Vamos ao bar em busca da juventude que a amizade e o álcool – o espírito – fornecem. Bar tem a ver com alegria, piada, aventura e bebidas. É um espaço aberto e ambíguo, pois abriga e revela, permite sair e entrar sem pedir licença. É público no ambiente, mas suas mesas são como casas oferecendo a seus ocupantes uma certa privacidade.
Foi ali que meu querido amigo Mario Batalha me olhou com olhos marejados de lágrimas e eu o olhei de volta com meus olhos molhados e turvos de velho.
Perdi a esposa que o Dr. Alzheimer roubou de mim faz uma década, complementou ele numa explicação patética como ocorre em todo sofrimento.
Fomos ao enterro de Sueli, a infortunada esposa de Mario. Lé estava ele com suas roupas antigas, magro como um tuberculoso, triste como um profeta. Olhava para todos com a surpresa dos que descobrem que o mundo é feito de sofrimento e, naquele momento, ele o vivia integralmente. No centro daquele triste mundo, jazia sua mulher cercada de flores numa imobilidade de estátua. Era a presença da morte na antessala do cemitério, pois a casa dos mortos é um dormitório do qual os religiosos dizem que se desperta para o outro mundo.
Pessoas chegavam e saíam, repetia Mario com um sorriso sem graça no rosto. Eram amigos queridos e alguns parentes. Todos estavam tocados pela magia da morta, minha mulher que foi generosa e tranquila. Todos diziam que tivesse “força”, a palavra de conforto da época de Star Wars quando, de fato, ali nada tinha de naves espaciais. Muito pelo contrário, continuou Mario Batalha tragando seu uísque, ali ia-se para o fundo de uma cova, para dentro da terra de onde um o primeiro homem saiu. Um barro fosco e malcheiroso do qual nasceu Deus sabe como, um espírito voltado para cima. Um olhar para as estrelas e, eventualmente, para o sol que cega.

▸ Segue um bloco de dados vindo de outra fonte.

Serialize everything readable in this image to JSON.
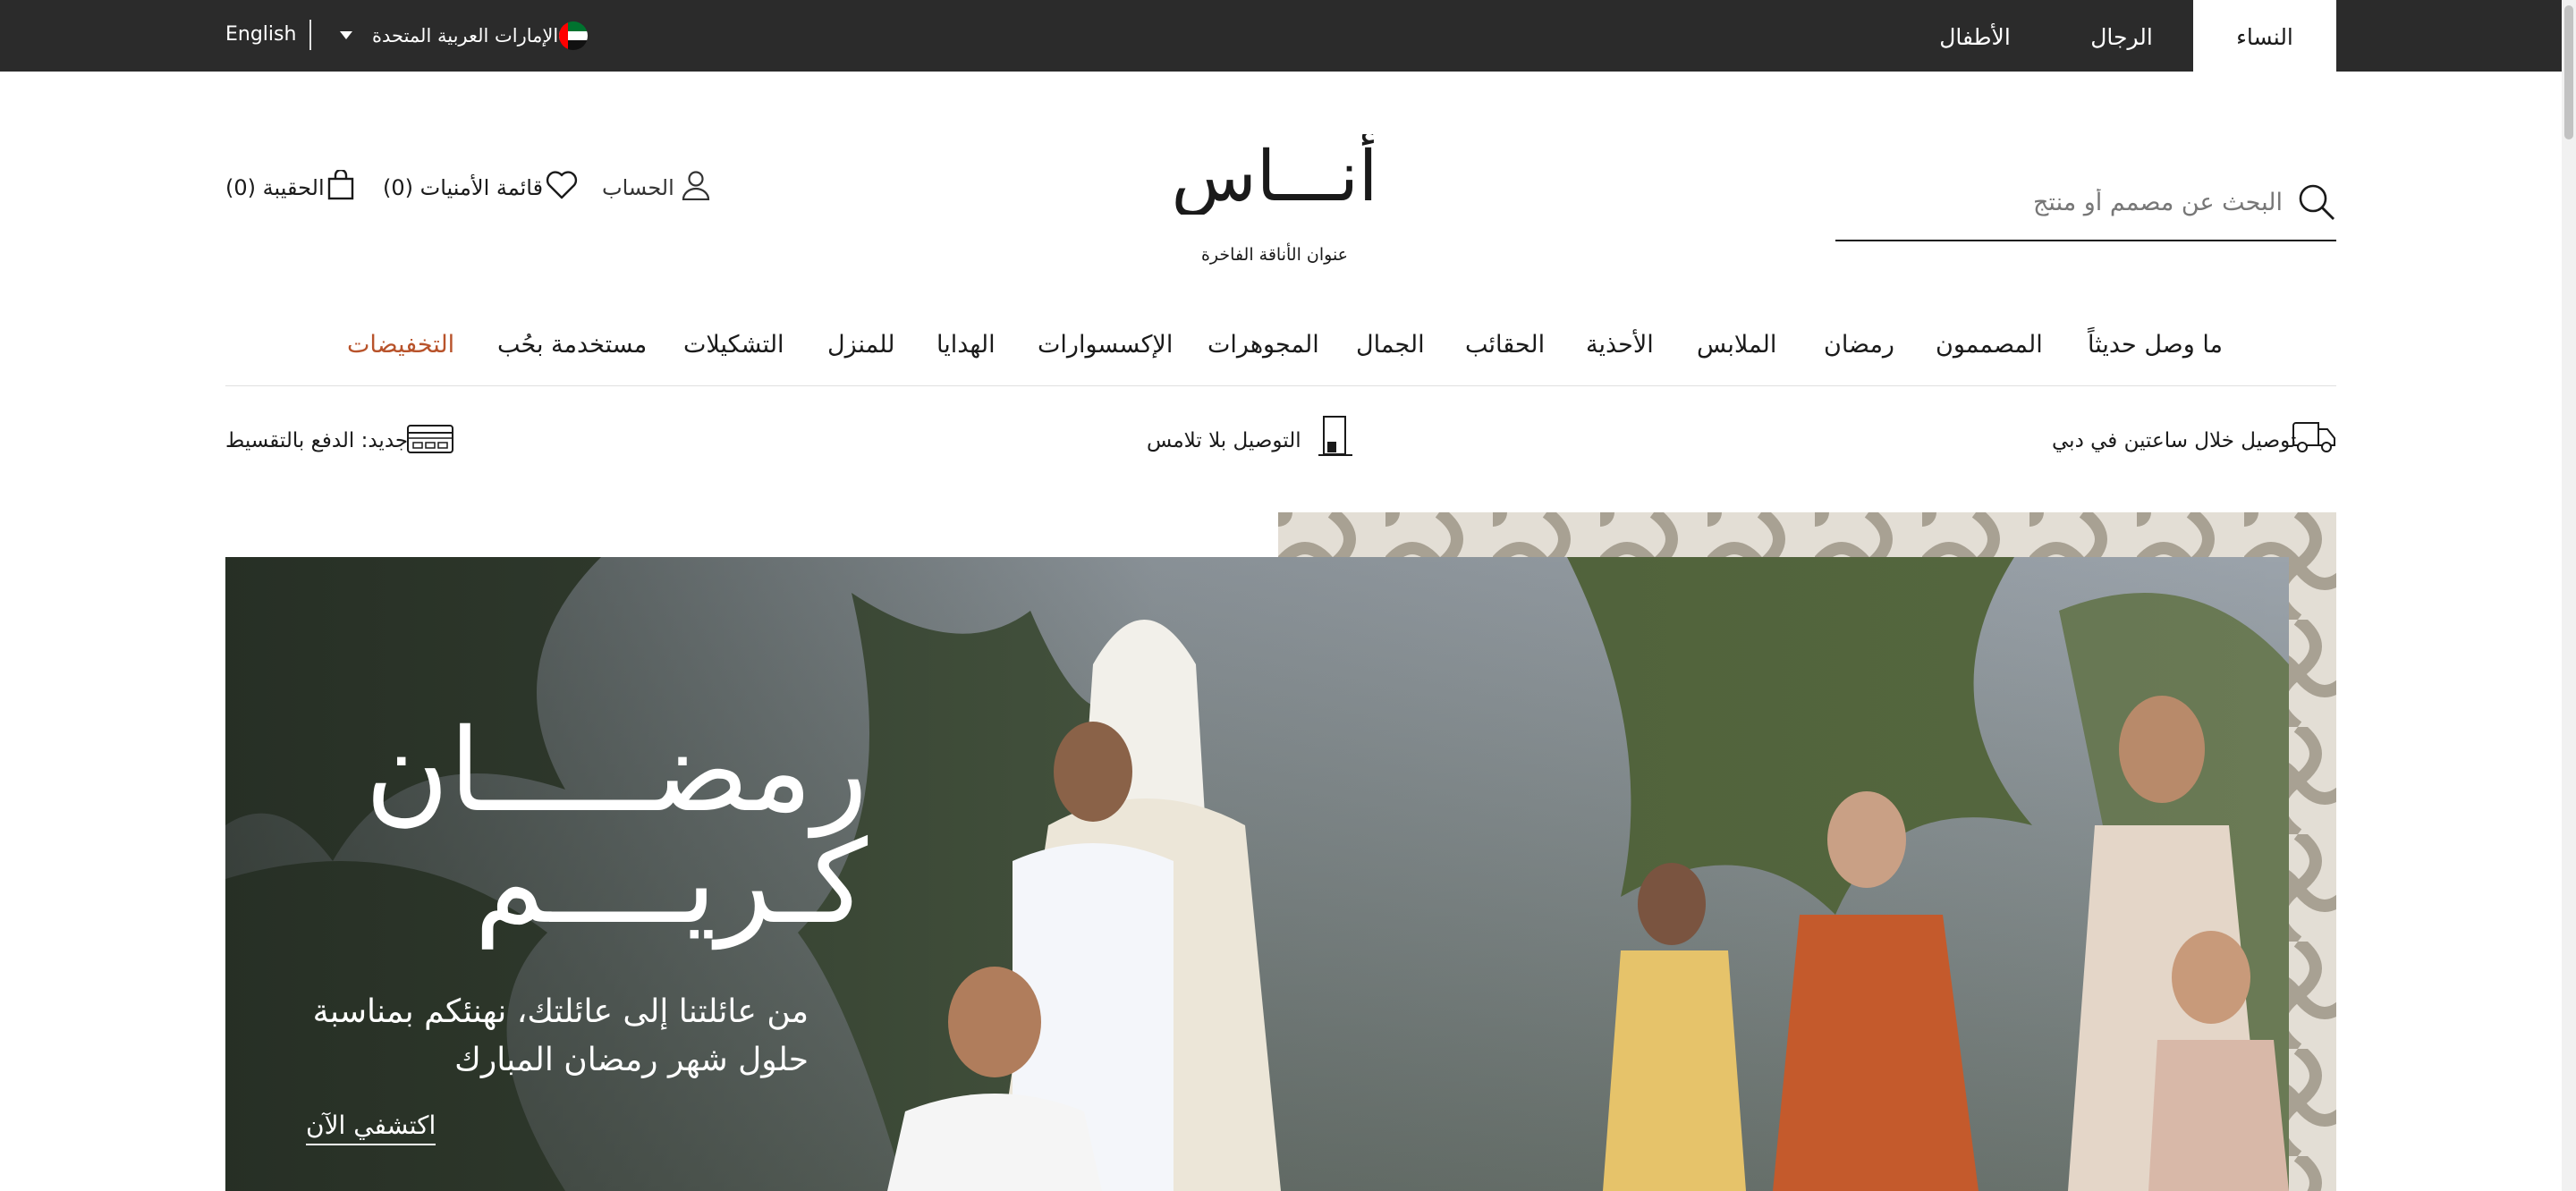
{
  "topbar": {
    "language": "English",
    "country": "الإمارات العربية المتحدة",
    "tabs": {
      "women": "النساء",
      "men": "الرجال",
      "kids": "الأطفال"
    }
  },
  "header": {
    "bag": "الحقيبة (0)",
    "wishlist": "قائمة الأمنيات (0)",
    "account": "الحساب",
    "logo_text": "أنـــاس",
    "tagline": "عنوان الأناقة الفاخرة",
    "search_placeholder": "البحث عن مصمم أو منتج"
  },
  "nav": {
    "new_in": "ما وصل حديثاً",
    "designers": "المصممون",
    "ramadan": "رمضان",
    "clothing": "الملابس",
    "shoes": "الأحذية",
    "bags": "الحقائب",
    "beauty": "الجمال",
    "jewelry": "المجوهرات",
    "accessories": "الإكسسوارات",
    "gifts": "الهدايا",
    "home": "للمنزل",
    "collections": "التشكيلات",
    "preloved": "مستخدمة بحُب",
    "sale": "التخفيضات"
  },
  "benefits": {
    "delivery": "توصيل خلال ساعتين في دبي",
    "contactless": "التوصيل بلا تلامس",
    "installments": "جديد: الدفع بالتقسيط"
  },
  "hero": {
    "title_line1": "رمضـــــان",
    "title_line2": "كـريــــم",
    "subtitle": "من عائلتنا إلى عائلتك، نهنئكم بمناسبة حلول شهر رمضان المبارك",
    "cta": "اكتشفي الآن"
  },
  "colors": {
    "topbar": "#2b2b2b",
    "sale": "#b8532b",
    "text": "#1a1a1a"
  }
}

Calma Mario, disse com compaixão e afaguei suas mãos magras de velho. Tudo passa...
Todos os outros amigos e até o Boca Mole e seu marido concordaram. Estavam de bom humor e faziam intrigas alegres e bem-humoradas em honra ao amargor de Mario. Fulano dissse X de sicrano que, por sua vez, comentou Y de beltrano...
A conversa ia do bar ao cemitério. De um lado o álcool, que é um espírito que despertava; do outro, o espírito liberto da carne pronta a apodrecer e fazia chorar em impulsos sofridos, como um orgasmo maldito.
Eu olhava tudo como de fora, mas os laços de amizade me envolviam. Eu amo meu amigo Mario Batalha, um cara zangado, mas que jamais foi capaz de dizer um não. Um sujeito cuja generosidade é maior do que o Pão de Açúcar visto de Icaraí, e por isso sofria.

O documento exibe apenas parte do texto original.